Durch die dem Recht am eigenen Bild und der Intimsphäre zuwiderlaufende Upskirting-Aufnahme und A`s fortdauernden Besitz hieran auf dessen Handy liegt eine Störung und damit eine Gefahr für die öffentliche Sicherheit im Sinne der Generalklausel des § 8 Abs. 1 PolG NRW (Löschungsaufforderung) und auch eine gegenwärtige Gefahr im Sinne des § 43 Nr. 1 PolG NRW (Wegnahme des Handys) vor. Der Unterschied zu der zuvor dargestellten Konstellation bei § 118 Abs. 1 OWiG als betroffener Bestandteil der öffentlichen Sicherheit besteht nunmehr darin, dass A fortwährend durch den Besitz der Upskirting-Aufnahme das Recht der B am eigenen Bild samt deren Intimsphäre beeinträchtigt. Die öffentliche Sicherheit wird demnach fortdauernd verletzt, so dass sowohl der Tatbestand der Generalklausel des § 8 Abs. 1 PolG als auch der Sicherstellung nach § 43 Nr. 1 PolG NRW erfüllt ist.
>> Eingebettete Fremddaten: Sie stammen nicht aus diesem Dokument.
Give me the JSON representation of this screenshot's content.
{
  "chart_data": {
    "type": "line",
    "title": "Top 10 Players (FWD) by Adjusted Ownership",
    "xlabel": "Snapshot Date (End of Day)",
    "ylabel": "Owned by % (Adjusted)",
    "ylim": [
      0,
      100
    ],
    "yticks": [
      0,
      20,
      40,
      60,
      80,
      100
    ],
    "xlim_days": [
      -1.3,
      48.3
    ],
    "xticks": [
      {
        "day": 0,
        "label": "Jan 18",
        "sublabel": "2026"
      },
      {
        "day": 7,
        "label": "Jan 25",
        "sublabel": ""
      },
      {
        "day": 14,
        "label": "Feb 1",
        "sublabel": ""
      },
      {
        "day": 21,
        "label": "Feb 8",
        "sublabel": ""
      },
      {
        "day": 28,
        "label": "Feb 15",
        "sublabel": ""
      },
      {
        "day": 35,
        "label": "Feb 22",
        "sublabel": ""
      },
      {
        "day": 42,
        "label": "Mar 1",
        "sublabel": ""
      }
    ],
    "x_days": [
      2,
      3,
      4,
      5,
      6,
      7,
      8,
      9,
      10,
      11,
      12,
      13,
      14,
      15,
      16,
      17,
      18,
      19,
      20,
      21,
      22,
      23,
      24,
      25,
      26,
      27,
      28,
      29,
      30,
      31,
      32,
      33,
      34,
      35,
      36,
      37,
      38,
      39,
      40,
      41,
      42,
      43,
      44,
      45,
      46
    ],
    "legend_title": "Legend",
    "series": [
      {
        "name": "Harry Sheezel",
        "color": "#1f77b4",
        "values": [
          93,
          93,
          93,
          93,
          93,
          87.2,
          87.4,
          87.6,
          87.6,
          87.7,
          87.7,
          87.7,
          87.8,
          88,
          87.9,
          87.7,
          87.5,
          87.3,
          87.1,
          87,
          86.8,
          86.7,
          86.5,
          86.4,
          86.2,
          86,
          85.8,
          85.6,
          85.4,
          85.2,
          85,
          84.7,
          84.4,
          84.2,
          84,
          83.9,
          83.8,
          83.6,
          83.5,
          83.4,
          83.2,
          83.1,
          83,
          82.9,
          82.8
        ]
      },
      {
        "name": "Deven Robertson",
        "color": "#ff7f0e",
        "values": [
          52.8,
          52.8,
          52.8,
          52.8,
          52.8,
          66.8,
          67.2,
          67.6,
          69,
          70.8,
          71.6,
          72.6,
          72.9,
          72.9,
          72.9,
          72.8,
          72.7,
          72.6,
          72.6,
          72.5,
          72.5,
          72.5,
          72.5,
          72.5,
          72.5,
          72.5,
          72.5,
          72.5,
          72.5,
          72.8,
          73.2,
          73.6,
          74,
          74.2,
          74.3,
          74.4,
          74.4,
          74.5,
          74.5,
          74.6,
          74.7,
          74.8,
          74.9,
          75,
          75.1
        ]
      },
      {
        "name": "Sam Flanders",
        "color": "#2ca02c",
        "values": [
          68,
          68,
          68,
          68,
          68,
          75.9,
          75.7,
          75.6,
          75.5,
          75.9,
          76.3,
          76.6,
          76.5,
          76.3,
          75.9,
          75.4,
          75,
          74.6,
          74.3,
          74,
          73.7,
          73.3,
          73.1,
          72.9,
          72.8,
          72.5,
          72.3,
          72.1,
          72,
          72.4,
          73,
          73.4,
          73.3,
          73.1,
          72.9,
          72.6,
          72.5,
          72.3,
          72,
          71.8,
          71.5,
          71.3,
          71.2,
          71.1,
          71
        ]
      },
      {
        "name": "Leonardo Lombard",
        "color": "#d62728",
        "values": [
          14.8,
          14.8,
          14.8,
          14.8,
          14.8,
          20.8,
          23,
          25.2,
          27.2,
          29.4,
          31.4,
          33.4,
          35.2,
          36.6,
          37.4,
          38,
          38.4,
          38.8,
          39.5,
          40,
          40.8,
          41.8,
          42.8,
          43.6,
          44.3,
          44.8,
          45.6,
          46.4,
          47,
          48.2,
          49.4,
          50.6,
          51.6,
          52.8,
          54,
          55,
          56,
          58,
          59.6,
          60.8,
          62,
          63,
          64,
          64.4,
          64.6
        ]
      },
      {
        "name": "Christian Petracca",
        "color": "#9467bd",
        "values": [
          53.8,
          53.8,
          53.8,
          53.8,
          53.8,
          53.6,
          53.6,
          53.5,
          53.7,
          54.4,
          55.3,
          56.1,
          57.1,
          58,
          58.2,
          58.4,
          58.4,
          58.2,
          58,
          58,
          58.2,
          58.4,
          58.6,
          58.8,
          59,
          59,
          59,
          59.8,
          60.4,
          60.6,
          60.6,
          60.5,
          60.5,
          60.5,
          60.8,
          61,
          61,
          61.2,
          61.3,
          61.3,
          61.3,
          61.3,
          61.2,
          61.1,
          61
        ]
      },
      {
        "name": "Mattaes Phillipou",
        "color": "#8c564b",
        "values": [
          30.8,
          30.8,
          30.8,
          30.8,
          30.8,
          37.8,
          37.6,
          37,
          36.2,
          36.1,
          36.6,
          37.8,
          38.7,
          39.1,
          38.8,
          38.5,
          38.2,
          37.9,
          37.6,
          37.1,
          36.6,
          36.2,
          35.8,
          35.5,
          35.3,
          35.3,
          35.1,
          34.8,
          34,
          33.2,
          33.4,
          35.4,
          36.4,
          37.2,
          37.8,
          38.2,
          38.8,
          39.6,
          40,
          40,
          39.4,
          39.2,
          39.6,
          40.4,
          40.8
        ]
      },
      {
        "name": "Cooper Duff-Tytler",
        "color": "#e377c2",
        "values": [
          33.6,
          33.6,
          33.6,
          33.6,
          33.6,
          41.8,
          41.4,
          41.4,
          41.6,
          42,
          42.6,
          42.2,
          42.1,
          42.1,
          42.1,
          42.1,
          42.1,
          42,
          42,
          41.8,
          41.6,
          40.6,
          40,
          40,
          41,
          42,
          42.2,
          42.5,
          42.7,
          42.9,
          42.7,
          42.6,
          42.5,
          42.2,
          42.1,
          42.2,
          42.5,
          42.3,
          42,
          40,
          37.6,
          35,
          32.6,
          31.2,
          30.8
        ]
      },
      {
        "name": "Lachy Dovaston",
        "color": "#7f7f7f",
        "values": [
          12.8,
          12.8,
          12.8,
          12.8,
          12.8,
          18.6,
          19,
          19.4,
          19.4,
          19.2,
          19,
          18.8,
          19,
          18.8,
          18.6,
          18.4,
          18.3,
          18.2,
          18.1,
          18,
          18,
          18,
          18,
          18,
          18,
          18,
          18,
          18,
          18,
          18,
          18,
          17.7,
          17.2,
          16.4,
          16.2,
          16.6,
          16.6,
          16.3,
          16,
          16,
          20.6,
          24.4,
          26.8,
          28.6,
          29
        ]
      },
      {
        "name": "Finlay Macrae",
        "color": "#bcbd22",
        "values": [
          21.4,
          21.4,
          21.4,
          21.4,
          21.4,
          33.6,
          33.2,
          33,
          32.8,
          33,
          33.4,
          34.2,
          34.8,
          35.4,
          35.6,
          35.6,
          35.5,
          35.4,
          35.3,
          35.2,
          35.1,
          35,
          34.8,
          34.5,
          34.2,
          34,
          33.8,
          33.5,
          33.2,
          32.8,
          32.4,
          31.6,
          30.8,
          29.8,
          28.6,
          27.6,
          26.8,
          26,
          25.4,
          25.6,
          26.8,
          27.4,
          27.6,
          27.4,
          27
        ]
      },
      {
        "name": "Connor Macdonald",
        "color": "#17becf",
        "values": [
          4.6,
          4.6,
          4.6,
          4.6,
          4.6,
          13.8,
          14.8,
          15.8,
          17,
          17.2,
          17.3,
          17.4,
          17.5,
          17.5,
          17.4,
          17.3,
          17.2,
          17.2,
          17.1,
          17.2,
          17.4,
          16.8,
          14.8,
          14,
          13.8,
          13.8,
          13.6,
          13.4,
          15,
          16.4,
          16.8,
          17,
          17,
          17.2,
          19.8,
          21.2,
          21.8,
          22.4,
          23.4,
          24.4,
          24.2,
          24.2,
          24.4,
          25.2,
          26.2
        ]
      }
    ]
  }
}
Auf der Rechtsfolgenseite erscheinen sowohl die auf § 8 Abs. 1 PolG NRW gestützte Aufforderung, die Bilder zu löschen als auch die auf § 43 Nr. 1 PolG NRW gestützte Sicherstellung des Handys, mit dem die Aufnahme gefertigt wurde, geeignete Maßnahmen zur Beseitigung der fortwährenden Störung. Welche Maßnahme hierbei zu wählen ist, muss im Einzelfall unter Berücksichtigung der konkreten Umstände gerade unter dem Gesichtspunkt der Verhältnismäßigkeit entschieden werden. Zu berücksichtigen ist dabei jedoch, dass in Zeiten der Möglichkeit der technischen Rekonstruktion gelöschter Aufnahmen auch durch Laien mittels entsprechender IT-Anwendungen insbesondere fraglich ist, ob eine Aufforderung zur Löschung gegenüber einer möglichen Sicherstellung ein gleich geeignetes Mittel darstellt. Zwar dürfte sich hier jede pauschale Lösung verbieten. Angesichts des Grades des hier beeinträchtigten Rechtsguts bei der aufgenommenen Person erscheint eine Sicherstellung des Handys, selbst wenn der Betroffene zur Löschung der Aufnahmen bereit ist, jedoch nicht unverhältnismäßig. Hier wird es maßgeblich auf den Eindruck der eingesetzten Polizeibeamten vor Ort ankommen. Ggf. ist auch in Betracht zu ziehen, z.B. lediglich die SD- Karte sicherzustellen, sofern diese als Speicherort für Handyaufnahme festgelegt ist und dies vor Ort auch nachvollzogen werden kann.

3. Fazit

Mit dem Polizeirecht lassen sich Einsatzlagen, die ein Upskirting zum Gegenstand haben, in ausreichendem Maße bewältigen. Ob der Gesetzgeber sich dazu entschließen wird, einen eigenen Upskirting-Straftatbestand zu schaffen, bleibt abzuwarten. Hilfreich aus eingriffsrechtlicher Sicht wäre es jedenfalls, wenn für Tatmittel des § 118 OWiG und damit für die Aufnahmegeräte beim Upskirting eine Einziehungsmöglichkeit geschaffen würde.